HL Deb 24 May 1867 vol 187 cc1013-5

said, that he proposed to present to their Lordships a Bill in reference to the right of holding public meetings in the Parks. Their Lordships were aware that the Government had introduced a Bill on the subject in the other House, and that the progress of that Bill had from very reasonable considerations been suspended. There seemed to be still an agitation going on among parties who wished to hold meetings in the public Parks. From his acquaintance with what had passed with regard to parks in other places which had been given to the public, he knew that public meetings were in almost all such cases prohibited; and therefore, from his knowledge of what had taken place "elsewhere," as well as for his own protection and comfort as one of Her Majesty's subjects, having a right to the enjoyment of the Parks, he would lay on the table a Bill containing the same provisions as were inserted in an Act of Parliament on the suggestion of Sir Francis Crossley when he presented a park to the town of Halifax. No one could say that Sir Francis Crossley was likely to frame any unreasonable or unpopular regulations for the enjoyment of a people's park. The provision with regard to his park was that it should not on any occasion be used for the purpose of holding political or any other meetings, nor for open air preaching, nor for celebrating the anniversaries of clubs or benefit societies. He proposed to adopt the very words of the Halifax Improvement Act. In local Acts, referring to provincial parks, it was enacted that the respective corporations should have power to make bye-laws for the regulation of the use of the parks; but as there was no such body which could make laws for the London Parks, he proposed to vest the power in Parliament. He had brought in the Bill entirely on his own responsibility, and without consulting any Member of the Government; but of course if it was objected to by the Government he should not proceed with it.

A Bill for the better and more effectually securing the Use of certain Royal Parks and Gardens for the Enjoyment and Recreation of Her Majesty's Subjects—Was presented by The LORD REDESDALE.


It would not become me to express any opinion upon a Bill of this nature while its subject is under the consideration of Her Majesty's Government. In point of fact, the difficulties that have been felt have not been so much with regard to laying down regulations as to providing penalties for en-i forcing them. As we have been advised by the Law Officers of the Crown, there is no question whatever as to the rights of the Crown with regard to the Royal Parks. The Crown has a right, in virtue of its ownership of the Parks, to make bye-laws for their regulation, the violation of which ought to be subjected to some penalty. At present, any person violating those bye-laws can only be proceeded against as a trespasser, and even that course cannot be taken unless personal notice has been given to the offender. The penalty for trespassing has been found to be quite inadequate for the purpose; and the question of providing a more efficient remedy is now under the consideration of the Government. Of course, we shall be happy to have the assistance of my noble Friend in framing an efficient remedy. I believe that such penalties as would prevent the violation of the regulations which are framed for the benefit of the public at large, for whose recreation the Parks are thrown open, will meet with general approval.
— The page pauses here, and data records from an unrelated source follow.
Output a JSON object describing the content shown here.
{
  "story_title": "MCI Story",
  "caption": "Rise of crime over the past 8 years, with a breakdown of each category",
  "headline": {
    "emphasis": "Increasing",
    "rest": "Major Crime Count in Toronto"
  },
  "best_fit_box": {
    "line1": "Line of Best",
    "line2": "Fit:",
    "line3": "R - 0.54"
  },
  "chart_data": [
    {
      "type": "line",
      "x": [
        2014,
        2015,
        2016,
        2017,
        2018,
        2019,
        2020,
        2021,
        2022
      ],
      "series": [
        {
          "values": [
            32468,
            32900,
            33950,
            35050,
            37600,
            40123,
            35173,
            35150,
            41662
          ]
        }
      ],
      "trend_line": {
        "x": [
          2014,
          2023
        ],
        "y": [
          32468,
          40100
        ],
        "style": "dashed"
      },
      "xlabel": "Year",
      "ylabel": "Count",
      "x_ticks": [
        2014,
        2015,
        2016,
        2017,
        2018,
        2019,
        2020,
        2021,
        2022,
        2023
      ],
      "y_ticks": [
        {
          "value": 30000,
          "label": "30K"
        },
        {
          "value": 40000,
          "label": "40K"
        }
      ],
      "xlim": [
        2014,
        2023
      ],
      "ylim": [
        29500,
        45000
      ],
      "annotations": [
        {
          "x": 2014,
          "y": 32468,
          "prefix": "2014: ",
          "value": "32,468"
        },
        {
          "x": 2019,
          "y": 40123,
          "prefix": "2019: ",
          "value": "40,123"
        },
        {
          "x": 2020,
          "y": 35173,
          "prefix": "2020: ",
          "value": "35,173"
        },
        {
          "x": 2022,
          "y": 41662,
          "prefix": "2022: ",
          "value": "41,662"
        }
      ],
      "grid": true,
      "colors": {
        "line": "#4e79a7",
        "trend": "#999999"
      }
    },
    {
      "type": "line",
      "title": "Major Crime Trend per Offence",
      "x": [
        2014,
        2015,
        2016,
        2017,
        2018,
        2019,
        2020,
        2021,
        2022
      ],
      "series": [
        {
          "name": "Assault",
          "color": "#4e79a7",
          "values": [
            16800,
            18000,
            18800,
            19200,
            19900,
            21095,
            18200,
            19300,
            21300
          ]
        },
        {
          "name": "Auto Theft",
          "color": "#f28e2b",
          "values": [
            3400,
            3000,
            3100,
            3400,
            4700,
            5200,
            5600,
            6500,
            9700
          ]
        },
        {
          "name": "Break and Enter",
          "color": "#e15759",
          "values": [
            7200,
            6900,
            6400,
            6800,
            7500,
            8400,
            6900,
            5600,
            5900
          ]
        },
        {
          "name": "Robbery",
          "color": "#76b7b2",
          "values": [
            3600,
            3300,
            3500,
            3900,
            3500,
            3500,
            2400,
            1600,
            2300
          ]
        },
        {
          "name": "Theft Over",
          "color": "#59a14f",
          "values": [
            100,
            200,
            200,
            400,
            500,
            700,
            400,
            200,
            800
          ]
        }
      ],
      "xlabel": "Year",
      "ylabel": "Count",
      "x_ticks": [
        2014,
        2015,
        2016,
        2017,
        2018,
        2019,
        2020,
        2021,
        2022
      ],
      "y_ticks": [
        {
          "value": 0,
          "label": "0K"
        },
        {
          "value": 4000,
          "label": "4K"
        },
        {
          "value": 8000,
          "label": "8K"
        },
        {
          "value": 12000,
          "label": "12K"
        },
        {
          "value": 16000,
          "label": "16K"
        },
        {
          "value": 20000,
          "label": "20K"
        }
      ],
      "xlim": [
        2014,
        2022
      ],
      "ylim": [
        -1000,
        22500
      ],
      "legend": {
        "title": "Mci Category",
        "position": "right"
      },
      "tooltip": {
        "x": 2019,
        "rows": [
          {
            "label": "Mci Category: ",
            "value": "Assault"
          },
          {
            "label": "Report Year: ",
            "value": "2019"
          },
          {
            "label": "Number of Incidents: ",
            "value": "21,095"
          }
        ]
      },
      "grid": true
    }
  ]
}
said, that the question was of such importance that it ought to be left in the hands of the Government. He did not see why the law required for Hyde Park should not apply to every park throughout the kingdom. If the Government, after due consideration, should be disposed to alter the law of trespass, there would be less objection to such alteration if it applied to all places than if it were confined to a particular place. He was in the habit of allowing persons to assemble for amusement in his park; but if any of those persons misbehaved themselves he had no remedy against them but the law of trespass, which was a most roundabout and unsatisfactory proceeding.
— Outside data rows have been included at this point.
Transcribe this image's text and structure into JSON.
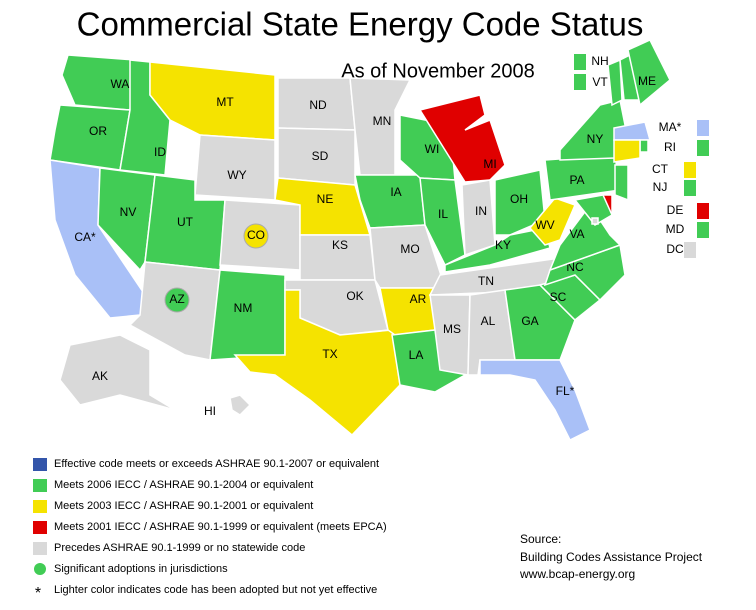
{
  "title": "Commercial State Energy Code Status",
  "subtitle": "As of November 2008",
  "states": [
    {
      "label": "WA",
      "color": "#41cc55"
    },
    {
      "label": "OR",
      "color": "#41cc55"
    },
    {
      "label": "CA*",
      "color": "#a9c0f7"
    },
    {
      "label": "NV",
      "color": "#41cc55"
    },
    {
      "label": "ID",
      "color": "#41cc55"
    },
    {
      "label": "MT",
      "color": "#f5e300"
    },
    {
      "label": "WY",
      "color": "#d9d9d9"
    },
    {
      "label": "UT",
      "color": "#41cc55"
    },
    {
      "label": "CO",
      "color": "#d9d9d9",
      "jurisdiction_color": "#f5e300"
    },
    {
      "label": "AZ",
      "color": "#d9d9d9",
      "jurisdiction_color": "#41cc55"
    },
    {
      "label": "NM",
      "color": "#41cc55"
    },
    {
      "label": "ND",
      "color": "#d9d9d9"
    },
    {
      "label": "SD",
      "color": "#d9d9d9"
    },
    {
      "label": "NE",
      "color": "#f5e300"
    },
    {
      "label": "KS",
      "color": "#d9d9d9"
    },
    {
      "label": "OK",
      "color": "#d9d9d9"
    },
    {
      "label": "TX",
      "color": "#f5e300"
    },
    {
      "label": "MN",
      "color": "#d9d9d9"
    },
    {
      "label": "IA",
      "color": "#41cc55"
    },
    {
      "label": "MO",
      "color": "#d9d9d9"
    },
    {
      "label": "AR",
      "color": "#f5e300"
    },
    {
      "label": "LA",
      "color": "#41cc55"
    },
    {
      "label": "WI",
      "color": "#41cc55"
    },
    {
      "label": "IL",
      "color": "#41cc55"
    },
    {
      "label": "MI",
      "color": "#e00000"
    },
    {
      "label": "IN",
      "color": "#d9d9d9"
    },
    {
      "label": "OH",
      "color": "#41cc55"
    },
    {
      "label": "KY",
      "color": "#41cc55"
    },
    {
      "label": "TN",
      "color": "#d9d9d9"
    },
    {
      "label": "MS",
      "color": "#d9d9d9"
    },
    {
      "label": "AL",
      "color": "#d9d9d9"
    },
    {
      "label": "GA",
      "color": "#41cc55"
    },
    {
      "label": "FL*",
      "color": "#a9c0f7"
    },
    {
      "label": "SC",
      "color": "#41cc55"
    },
    {
      "label": "NC",
      "color": "#41cc55"
    },
    {
      "label": "VA",
      "color": "#41cc55"
    },
    {
      "label": "WV",
      "color": "#f5e300"
    },
    {
      "label": "PA",
      "color": "#41cc55"
    },
    {
      "label": "NY",
      "color": "#41cc55"
    },
    {
      "label": "VT",
      "color": "#41cc55"
    },
    {
      "label": "NH",
      "color": "#41cc55"
    },
    {
      "label": "ME",
      "color": "#41cc55"
    },
    {
      "label": "MA*",
      "color": "#a9c0f7"
    },
    {
      "label": "RI",
      "color": "#41cc55"
    },
    {
      "label": "CT",
      "color": "#f5e300"
    },
    {
      "label": "NJ",
      "color": "#41cc55"
    },
    {
      "label": "DE",
      "color": "#e00000"
    },
    {
      "label": "MD",
      "color": "#41cc55"
    },
    {
      "label": "DC",
      "color": "#d9d9d9"
    },
    {
      "label": "AK",
      "color": "#d9d9d9"
    },
    {
      "label": "HI",
      "color": "#d9d9d9"
    }
  ],
  "legend": [
    {
      "label": "Effective code meets or exceeds ASHRAE 90.1-2007 or equivalent",
      "color": "#3355aa"
    },
    {
      "label": "Meets 2006 IECC / ASHRAE 90.1-2004 or equivalent",
      "color": "#41cc55"
    },
    {
      "label": "Meets 2003 IECC / ASHRAE 90.1-2001 or equivalent",
      "color": "#f5e300"
    },
    {
      "label": "Meets 2001 IECC / ASHRAE 90.1-1999 or equivalent (meets EPCA)",
      "color": "#e00000"
    },
    {
      "label": "Precedes ASHRAE 90.1-1999 or no statewide code",
      "color": "#d9d9d9"
    },
    {
      "label": "Significant adoptions in jurisdictions",
      "color": "#41cc55",
      "shape": "circle"
    },
    {
      "label": "Lighter color indicates code has been adopted but not yet effective",
      "symbol": "*"
    }
  ],
  "source": [
    "Source:",
    "Building Codes Assistance Project",
    "www.bcap-energy.org"
  ]
}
said, his only object in laying his Bill upon the table was to express his own opinion upon the subject, and to bring under the notice of their Lordships and the public generally the stipulations which had been insisted upon by nearly all those who had given parks for the use of the inhabitants of towns. He reminded the noble Lord who had just spoken that there were particular laws in force in almost all towns having these parks, except London. What he proposed would not be in the form of a bye-law, but would be an enactment by Parliament. He had no particular desire to proceed with the Bill.